Bugün artık tablet, akıllı tahta, internet, dijital platformlar…
Eğitimin ayrılmaz bir parçası.
Ama mesele şu: Teknolojiyi tüketmek mi, üretmek mi?
Çocuklarımız ekrana dalıp saatlerini kaybettiğinde değil,
Ekranı bilgiye, projeye, yaratıcılığa dönüştürdüğünde teknoloji anlam kazanır.
Bir okul düşünün…
İnternete sadece sosyal medya için girilmiyor.
Öğrenciler online platformlardan yabancı dil öğreniyor.
Dijital kütüphaneler bilgiye ulaşımı kolaylaştırıyor.
Kodlama sınıfında çocuklar oyun oynamıyor, oyun üretiyor.
Bir köy okulunda öğretmen, internet üzerinden uzaktan eğitim seminerlerine katılıyor.
Şehirdeki bir lise, yurt dışındaki okullarla online proje yürütüyor.
Özel gereksinimi olan bir öğrenci, teknoloji sayesinde eğitimden kopmuyor.
Başarı, böyle büyüyor.
Teknoloji doğru kullanıldığında:
-
Fırsat eşitliği artar,
-
Bilgiye erişim kolaylaşır,
-
Öğrencinin özgüveni yükselir,
-
Öğretmenin yükü hafifler,
-
Üretkenlik teşvik edilir.
Ama teknoloji yanlış kullanıldığında:
-
Bağımlılık artar,
-
Dikkat dağılır,
-
Sosyal ilişkiler zayıflar,
-
Eğitim araç olmaktan çıkar, amaç haline gelir.
Bu yüzden önemli olan;
Çocuğa tableti vermek değil, o tableti nasıl kullanacağını öğretmektir.
Ekran başında kaybolmasına izin vermek değil,
Ekranı öğrenme, keşfetme ve üretme yolculuğuna çevirmektir.

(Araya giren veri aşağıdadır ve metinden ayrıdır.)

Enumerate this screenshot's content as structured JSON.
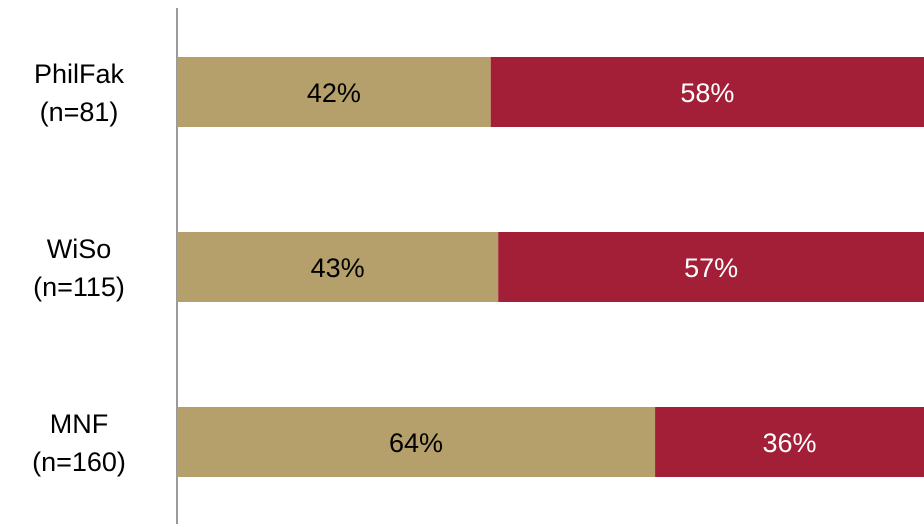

Türkiye’de son yıllarda bazı okullarda umut veren uygulamalar var:
-
Kodlama ve robotik sınıfları,
-
Online uluslararası bilgi yarışmaları,
-
Dijital kitap platformları,
-
Bilim, sanat ve teknoloji projeleri,
-
Uygulamalı dijital güvenlik eğitimleri.
İşte bu örnekler, teknolojiye teslim olmadan,
Teknolojiyi eğitime hizmet ettirmenin mümkün olduğunu gösteriyor.
Unutmayalım:
Teknoloji bir bıçaktır.
Yanlış elde yara açar,
Doğru elde ekmek keser.
Çocuklarımızın eline o bıçağı verdiğimizde,
Onlara nasıl kullanacaklarını da mutlaka öğretmeliyiz.
Çünkü teknoloji, ya onları tüketir…
Ya da onların yaratıcılığıyla dünyayı değiştirir.